Birleşik Krallık (İngiltere)'nin Yeni Başbakanı Theresa May
Birleşik Krallık (İngiltere)’nin Yeni Başbakanı Theresa May

Theresa May’i daha doğrusu İngiltere’yi bekleyen en büyük sorun AB’den ayrılma referandumundan sonra İskoçya’nın Birleşik Krallıktan ayrılmak istemesini tekrar dillendirmeye başlaması ile başlayan yeni bir sürecin nasıl yönetileceği tartışması olacaktır. İngiltere’nin AB’den ayrılmak için bir çok sebebi varken, AB’nin İngiltere’nin birliği kaşıması, Avrupa’da yükselmeye başlayan MONARŞİ karşıtı görüşlerin önce İspanya’da sorgulanır hale gelip diğer Avrupa’nın monarşi ile yönetilen devletlerine sirayet etmesi bilinçli bir politikanın ürünü gibi görülmelidir. Almanya ve Fransa’nın diğer AB ülkeleri üzerinde yürüttüğü bu politikalardan rahatsızlık duyan Birleşik Krallık, malum sonu yani monarşinin kaldırılmasını geciktirme çabası içindedir.
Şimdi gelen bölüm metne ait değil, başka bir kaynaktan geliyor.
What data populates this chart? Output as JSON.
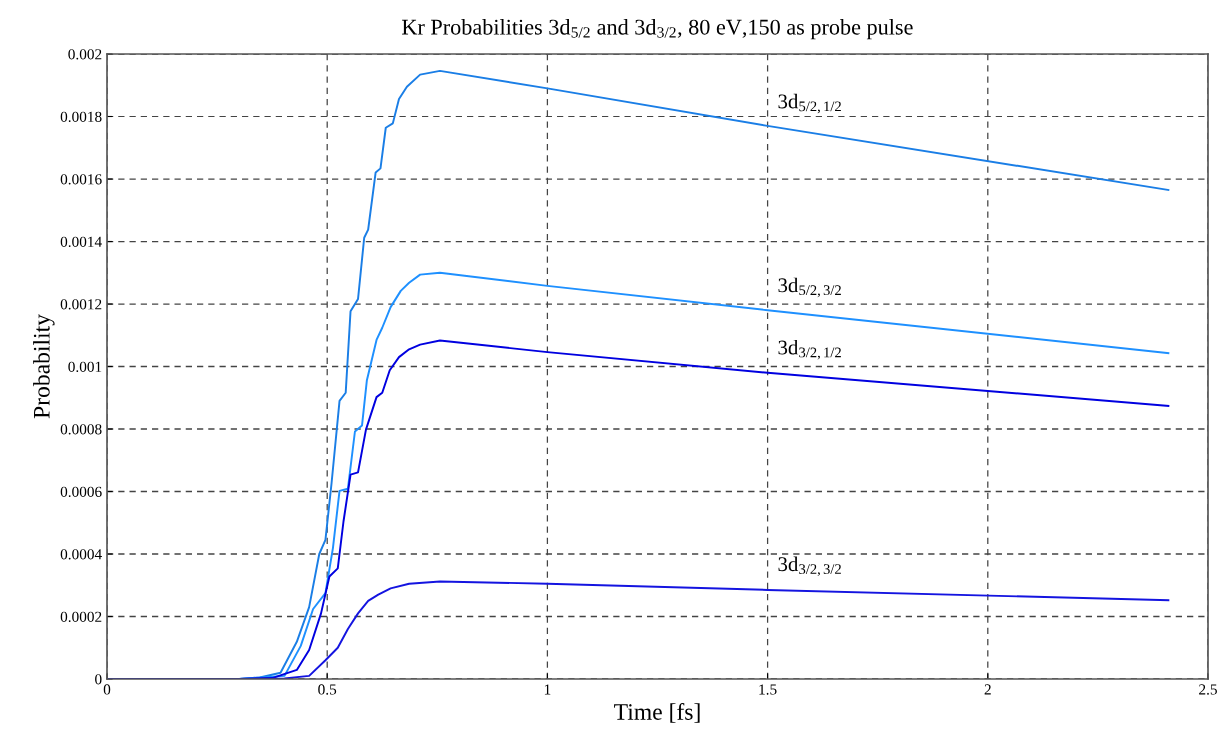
{
  "chart_data": {
    "type": "line",
    "title": "Kr Probabilities 3d$_{5/2}$ and 3d$_{3/2}$, 80 eV,150 as probe pulse",
    "xlabel": "Time [fs]",
    "ylabel": "Probability",
    "xlim": [
      0,
      2.5
    ],
    "xticks": [
      0,
      0.5,
      1,
      1.5,
      2,
      2.5
    ],
    "ylim": [
      0,
      0.002
    ],
    "yticks": [
      0,
      0.0002,
      0.0004,
      0.0006,
      0.0008,
      0.001,
      0.0012,
      0.0014,
      0.0016,
      0.0018,
      0.002
    ],
    "grid": true,
    "legend": false,
    "marker": "none",
    "line_style": "solid",
    "series": [
      {
        "name": "3d$_{5/2,1/2}$",
        "color": "#1a7ee6",
        "x": [
          0,
          0.3,
          0.347,
          0.394,
          0.431,
          0.459,
          0.482,
          0.496,
          0.51,
          0.528,
          0.542,
          0.553,
          0.57,
          0.584,
          0.593,
          0.61,
          0.621,
          0.633,
          0.649,
          0.663,
          0.681,
          0.711,
          0.756,
          1.0,
          1.5,
          2.41
        ],
        "values": [
          0,
          0,
          5e-06,
          2e-05,
          0.000119,
          0.00023,
          0.0004,
          0.000445,
          0.000628,
          0.00089,
          0.000916,
          0.001177,
          0.001216,
          0.001412,
          0.001438,
          0.001621,
          0.001634,
          0.001764,
          0.001778,
          0.001856,
          0.001895,
          0.001934,
          0.001946,
          0.00189,
          0.00177,
          0.001565
        ]
      },
      {
        "name": "3d$_{5/2,3/2}$",
        "color": "#1e90ff",
        "x": [
          0,
          0.3,
          0.403,
          0.44,
          0.468,
          0.496,
          0.513,
          0.528,
          0.547,
          0.563,
          0.579,
          0.59,
          0.612,
          0.625,
          0.644,
          0.667,
          0.686,
          0.711,
          0.756,
          1.0,
          1.5,
          2.41
        ],
        "values": [
          0,
          0,
          1e-05,
          0.000106,
          0.000224,
          0.000275,
          0.000419,
          0.000602,
          0.000609,
          0.000792,
          0.000811,
          0.000955,
          0.001085,
          0.001124,
          0.00119,
          0.001242,
          0.001268,
          0.001294,
          0.0013,
          0.001258,
          0.00118,
          0.001043
        ]
      },
      {
        "name": "3d$_{3/2,1/2}$",
        "color": "#0000e0",
        "x": [
          0,
          0.3,
          0.375,
          0.431,
          0.459,
          0.486,
          0.505,
          0.524,
          0.537,
          0.553,
          0.57,
          0.588,
          0.612,
          0.625,
          0.642,
          0.663,
          0.686,
          0.711,
          0.756,
          1.0,
          1.5,
          2.41
        ],
        "values": [
          0,
          0,
          3e-06,
          2.9e-05,
          9.3e-05,
          0.00021,
          0.000328,
          0.000354,
          0.000504,
          0.000654,
          0.000661,
          0.000798,
          0.000902,
          0.000916,
          0.000988,
          0.00103,
          0.001055,
          0.00107,
          0.001083,
          0.001046,
          0.00098,
          0.000874
        ]
      },
      {
        "name": "3d$_{3/2,3/2}$",
        "color": "#1414e0",
        "x": [
          0,
          0.3,
          0.403,
          0.459,
          0.496,
          0.524,
          0.547,
          0.57,
          0.593,
          0.616,
          0.644,
          0.686,
          0.756,
          1.0,
          1.5,
          2.41
        ],
        "values": [
          0,
          0,
          2e-06,
          1e-05,
          6e-05,
          0.0001,
          0.00016,
          0.00021,
          0.00025,
          0.00027,
          0.00029,
          0.000305,
          0.000312,
          0.000305,
          0.000285,
          0.000252
        ]
      }
    ]
  }
}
NATO ve AB birliktelikleri içinde ABD’nin alacağı tutum İngiltere’nin geleceği ve AB için alacağı kararlarda belirleyici olacaktır.
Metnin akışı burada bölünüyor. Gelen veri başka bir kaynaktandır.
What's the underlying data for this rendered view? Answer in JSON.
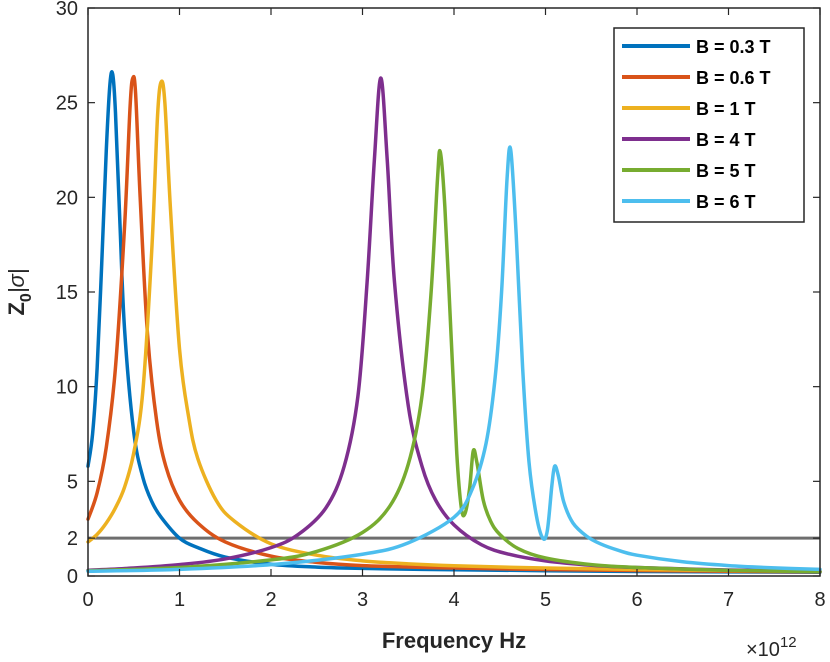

Theresa May’in kabinesinde sürpriz tabir edilen Dışişleri Bakanı Boris Johnson’un olması yeni başbakanın önceliğinin İngiltere içi sorunlar olacağı olarak görülmelidir. Kaldı ki gafları ile dünya gündemini meşgul ederken Theresa May içerde rahat çalışabileceği bir ortam hazırlamak istemektedir.
İngiltere ile AB’nin birbirlerine blöf yaparak reste rest demesi, geldikleri nokta itibariyle iki tarafta da çok şeyin kaybedildiğini bizlere göstermektedir. İngiltere yaralarını sararken zorlanacağı sorunları geçmişte olduğu gibi gelenekçi bir anlayışla aşabilir ama AB’nin kapısında olan mülteci sorunu, dış çember ülkelerin ekonomik sorunları ve en önemlisi artık AB birlikteliğinin ciddi ciddi tartışılır olması, aşması imkansız sorunlar olarak görülebilir. Bunca sorunla birlikte Avrupa’da aşırı sağın engellenemez yükselişiyle birlikte ırkçı hareketlerin yoğunlaşması, bırakın AB’nin bir arada kalmasını bazı ülkelerin kendi içinde kopuş bile yaşayabileceğinin habercisi olarak yorumlanmalıdır. AB ülkelerinin içinde artık yeni bir BREXİT ayrımcılığının ortaya çıkması eskilerin tabiri ile “Rivayeti gerçeğinden beter” hale getirmiştir. Almanya ve Fransa artan terör hareketlerinde alacağı tutum da AB’nin geleceği konusunda belirleyici olacaktır. Yaklaşan Fransa seçimleri bunu en iyi göreceğimiz bir mihenk taşı olacaktır.